Briefly, a program can send a message using gas that was reserved before instead of using gas from the currently processing message.

One of the key advantage of this feature is an ability of sending messages delayed in time automatically to any actor in the network - a user or another program as well as to itself. In fact, a program is able to execute itself unlimited number of blocks (provided that enough gas for execution is kept available).

A program developer can provide a special function in the program's code which takes some defined amount of gas from the amount available for this program and reserves it. A reservation gets a unique identifier that can be used by a program to get this reserved gas and use it later.

To reserve the amount of gas for further usage use the ReservationId::reserve function:

let reservation_id = ReservationId::reserve(RESERVATION_AMOUNT, TIME)
.expect("Reservation across executions");

You also have to indicate the block count within which the reserve must be used. Gas reservation is not free: the reservation for one block costs some gas. The reserve function returns ReservationId, which one can use for sending a message with that gas. To send a message using the reserved gas:

msg::send_from_reservation(reservation_id, program, payload, value)
.expect("Failed to send message from reservation");

If gas is not needed within the time specified during the reservation, it can be unreserved and the gas will be returned to the user who made the reservation.
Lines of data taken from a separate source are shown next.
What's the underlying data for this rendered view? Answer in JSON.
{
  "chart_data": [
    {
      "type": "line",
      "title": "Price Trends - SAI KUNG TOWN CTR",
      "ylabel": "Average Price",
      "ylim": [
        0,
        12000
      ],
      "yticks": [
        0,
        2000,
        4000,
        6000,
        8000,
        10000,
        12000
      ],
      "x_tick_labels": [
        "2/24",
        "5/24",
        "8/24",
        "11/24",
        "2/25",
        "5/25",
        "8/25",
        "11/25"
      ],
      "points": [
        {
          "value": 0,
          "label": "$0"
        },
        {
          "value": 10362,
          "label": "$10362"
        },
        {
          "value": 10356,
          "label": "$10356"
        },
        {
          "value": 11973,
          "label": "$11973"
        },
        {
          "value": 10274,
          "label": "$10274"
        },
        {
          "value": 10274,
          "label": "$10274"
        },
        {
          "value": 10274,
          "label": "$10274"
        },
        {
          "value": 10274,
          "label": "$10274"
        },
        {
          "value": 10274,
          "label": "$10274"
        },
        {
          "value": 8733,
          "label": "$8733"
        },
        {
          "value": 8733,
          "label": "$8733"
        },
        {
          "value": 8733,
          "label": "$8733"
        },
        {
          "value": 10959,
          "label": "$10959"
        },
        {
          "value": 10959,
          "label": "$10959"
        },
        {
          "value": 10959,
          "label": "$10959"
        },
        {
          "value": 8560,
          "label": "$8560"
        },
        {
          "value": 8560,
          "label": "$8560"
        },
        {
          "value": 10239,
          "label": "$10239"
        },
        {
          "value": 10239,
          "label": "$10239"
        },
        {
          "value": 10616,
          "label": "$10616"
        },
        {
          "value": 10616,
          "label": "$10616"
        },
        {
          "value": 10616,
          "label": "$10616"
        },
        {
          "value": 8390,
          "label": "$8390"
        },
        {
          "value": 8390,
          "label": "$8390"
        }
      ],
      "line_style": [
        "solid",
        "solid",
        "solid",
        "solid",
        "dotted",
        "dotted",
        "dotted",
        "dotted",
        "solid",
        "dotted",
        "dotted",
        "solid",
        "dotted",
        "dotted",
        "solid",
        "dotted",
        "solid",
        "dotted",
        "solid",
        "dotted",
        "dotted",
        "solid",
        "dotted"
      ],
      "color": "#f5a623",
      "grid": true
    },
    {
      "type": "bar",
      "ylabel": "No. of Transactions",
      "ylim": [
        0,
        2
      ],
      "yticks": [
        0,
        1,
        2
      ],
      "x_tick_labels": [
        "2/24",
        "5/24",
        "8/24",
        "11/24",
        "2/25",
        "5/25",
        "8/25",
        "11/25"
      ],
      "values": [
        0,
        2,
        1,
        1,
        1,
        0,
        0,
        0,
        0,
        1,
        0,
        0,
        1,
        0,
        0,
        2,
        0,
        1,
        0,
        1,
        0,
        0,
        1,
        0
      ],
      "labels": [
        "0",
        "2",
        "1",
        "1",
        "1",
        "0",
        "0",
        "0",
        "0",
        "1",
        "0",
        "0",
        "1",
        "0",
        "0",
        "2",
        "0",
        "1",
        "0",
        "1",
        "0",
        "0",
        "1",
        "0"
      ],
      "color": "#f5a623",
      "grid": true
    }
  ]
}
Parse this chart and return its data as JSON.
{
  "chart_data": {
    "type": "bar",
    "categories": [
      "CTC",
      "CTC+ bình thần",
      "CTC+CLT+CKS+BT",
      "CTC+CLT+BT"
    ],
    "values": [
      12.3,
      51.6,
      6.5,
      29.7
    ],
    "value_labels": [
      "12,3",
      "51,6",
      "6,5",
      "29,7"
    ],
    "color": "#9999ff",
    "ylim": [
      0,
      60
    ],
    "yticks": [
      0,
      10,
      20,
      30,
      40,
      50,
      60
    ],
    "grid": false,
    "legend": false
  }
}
id.unreserve().expect("Unreservation across executions");

Programs can have different executions, change state and evaluate somehow, but when it is necessary, a program can send a message with this reserved gas instead of using its own gas.

For example, let's consider the game that works completely on-chain. The players are programs that compete with each other by implementing various playing strategies. Usually, in these types of games, there is a master program that starts the game and controls the move order between the players.

To start the game, someone sends a message to the program. The gas attached to this message is spent on the players' programs, which in turn spend gas on their execution. Since the game can last quite a lot of rounds, the attached gas may not be enough to complete the game. You can send a message asking the program to continue the game, or you can use the gas reservation and make a fully automatic play.

Using gas reservation the program will be able to hold the game without interruption.